Confidence level \(95\%\) means that

\[α=1−0.95=0.05\]

so \(α/2=0.025\). Since the sample size is \(n = 15\), there are \(n−1=14\) degrees of freedom. By Figure 7.1.6 \(t_{0.025}=2.145\). Thus

\[\begin{align} \overline{x} &= ±t_{α/2} \left( \dfrac{s}{\sqrt{n}}\right) \\ &=35 ± 2.145 \left( \dfrac{14}{\sqrt{15}} \right) \\ &=35 ±7.8 \end{align} \]

One may be \(95\%\) confident that the true value of \(μ\) is contained in the interval

\[(35−7.8, 35+7.8) = (27.2,42.8).\]

Example \(\PageIndex{2}\)

A random sample of \(12\) students from a large university yields mean GPA \(2.71\) with sample standard deviation \(0.51\). Construct a \(90\%\) confidence interval for the mean GPA of all students at the university. Assume that the numerical population of GPAs from which the sample is taken has a normal distribution.

Solution:

Since the population is normally distributed, the sample is small, and the population standard deviation is unknown, the formula that applies is Equation \ref{tdist}

Confidence level \(90\%\) means that

\[α=1−0.90=0.10\]

so \(α/2=0.05\). Since the sample size is \(n = 12\), there are \(n−1=11\) degrees of freedom. By Figure 7.1.6 \(t_{0.05}=1.796\). Thus

\[\begin{align} \overline{x} &= ±t_{α/2} \left( \dfrac{s}{\sqrt{n}}\right) \\ &=2.71 ± 1.796 \left( \dfrac{0.51}{\sqrt{12}} \right) \\ &=2.71 ±0.26 \end{align} \]

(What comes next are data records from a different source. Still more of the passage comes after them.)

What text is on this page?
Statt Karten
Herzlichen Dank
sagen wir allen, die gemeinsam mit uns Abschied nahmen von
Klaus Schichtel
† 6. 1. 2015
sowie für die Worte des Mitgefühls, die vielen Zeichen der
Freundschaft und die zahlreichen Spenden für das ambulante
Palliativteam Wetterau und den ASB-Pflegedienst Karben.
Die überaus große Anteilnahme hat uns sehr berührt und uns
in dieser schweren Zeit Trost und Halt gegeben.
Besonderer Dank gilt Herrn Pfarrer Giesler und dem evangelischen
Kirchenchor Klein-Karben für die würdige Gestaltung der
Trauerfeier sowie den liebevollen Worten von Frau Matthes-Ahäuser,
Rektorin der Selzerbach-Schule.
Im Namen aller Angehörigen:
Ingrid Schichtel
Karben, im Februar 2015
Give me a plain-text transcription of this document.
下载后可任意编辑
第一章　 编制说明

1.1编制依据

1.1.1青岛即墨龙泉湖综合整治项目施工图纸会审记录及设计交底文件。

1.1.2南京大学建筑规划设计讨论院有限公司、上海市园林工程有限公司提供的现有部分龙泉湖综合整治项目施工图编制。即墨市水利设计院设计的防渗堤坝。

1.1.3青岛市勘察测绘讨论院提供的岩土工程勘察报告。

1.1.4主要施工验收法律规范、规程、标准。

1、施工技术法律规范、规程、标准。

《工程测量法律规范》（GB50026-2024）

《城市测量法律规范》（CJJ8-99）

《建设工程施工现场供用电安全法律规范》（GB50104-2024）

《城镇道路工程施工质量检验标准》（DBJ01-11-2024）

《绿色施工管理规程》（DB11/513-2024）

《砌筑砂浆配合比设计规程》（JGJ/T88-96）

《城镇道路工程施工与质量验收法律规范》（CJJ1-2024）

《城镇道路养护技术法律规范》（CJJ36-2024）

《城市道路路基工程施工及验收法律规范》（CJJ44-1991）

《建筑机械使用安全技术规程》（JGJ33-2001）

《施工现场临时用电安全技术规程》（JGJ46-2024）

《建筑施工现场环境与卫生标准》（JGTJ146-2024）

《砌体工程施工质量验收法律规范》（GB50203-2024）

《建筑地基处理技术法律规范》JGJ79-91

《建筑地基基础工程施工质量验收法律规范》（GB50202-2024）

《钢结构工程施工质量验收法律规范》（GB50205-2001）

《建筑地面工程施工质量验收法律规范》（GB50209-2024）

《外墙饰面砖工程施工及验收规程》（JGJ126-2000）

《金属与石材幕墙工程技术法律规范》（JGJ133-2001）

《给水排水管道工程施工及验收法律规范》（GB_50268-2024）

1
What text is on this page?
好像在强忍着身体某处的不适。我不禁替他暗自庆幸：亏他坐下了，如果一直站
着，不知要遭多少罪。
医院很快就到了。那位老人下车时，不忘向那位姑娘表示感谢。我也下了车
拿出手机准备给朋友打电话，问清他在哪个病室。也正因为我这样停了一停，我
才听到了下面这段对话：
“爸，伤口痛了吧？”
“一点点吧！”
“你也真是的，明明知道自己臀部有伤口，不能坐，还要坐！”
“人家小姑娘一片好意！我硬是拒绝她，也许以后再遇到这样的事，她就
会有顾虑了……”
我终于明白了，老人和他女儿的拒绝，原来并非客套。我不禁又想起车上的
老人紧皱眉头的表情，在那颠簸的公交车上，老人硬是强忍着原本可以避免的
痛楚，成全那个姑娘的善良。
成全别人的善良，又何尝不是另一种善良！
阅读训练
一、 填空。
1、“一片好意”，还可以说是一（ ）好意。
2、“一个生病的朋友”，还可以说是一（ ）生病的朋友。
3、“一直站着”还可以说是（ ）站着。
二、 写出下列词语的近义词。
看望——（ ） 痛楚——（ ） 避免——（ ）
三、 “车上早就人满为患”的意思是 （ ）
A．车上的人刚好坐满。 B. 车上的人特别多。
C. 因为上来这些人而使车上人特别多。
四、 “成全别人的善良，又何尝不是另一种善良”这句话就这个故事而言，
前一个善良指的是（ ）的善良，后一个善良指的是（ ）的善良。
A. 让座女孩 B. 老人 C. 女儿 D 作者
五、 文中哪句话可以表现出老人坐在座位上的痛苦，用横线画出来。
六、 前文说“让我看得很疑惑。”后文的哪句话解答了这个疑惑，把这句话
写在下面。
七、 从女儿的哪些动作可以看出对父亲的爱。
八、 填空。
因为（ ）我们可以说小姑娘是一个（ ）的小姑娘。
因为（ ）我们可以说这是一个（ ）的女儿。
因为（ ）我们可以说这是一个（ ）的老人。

One may be \(90\%\) confident that the true average GPA of all students at the university is contained in the interval

\[(2.71−0.26,2.71+0.26)=(2.45,2.97).\]

Compare "Example 4" in Section 7.1 and "Example 6" in Section 7.1. The summary statistics in the two samples are the same, but the \(90\%\) confidence interval for the average GPA of all students at the university in "Example 4" in Section 7.1, \((2.63,2.79)\), is shorter than the \(90\%\) confidence interval \((2.45,2.97)\), in "Example 6" in Section 7.1. This is partly because in "Example 4" in Section 7.1 the sample size is larger; there is more information pertaining to the true value of \(\mu\) in the large data set than in the small one.

Key Takeaway

  • In selecting the correct formula for construction of a confidence interval for a population mean ask two questions: is the population standard deviation \(\sigma\) known or unknown, and is the sample large or small?
  • We can construct confidence intervals with small samples only if the population is normal.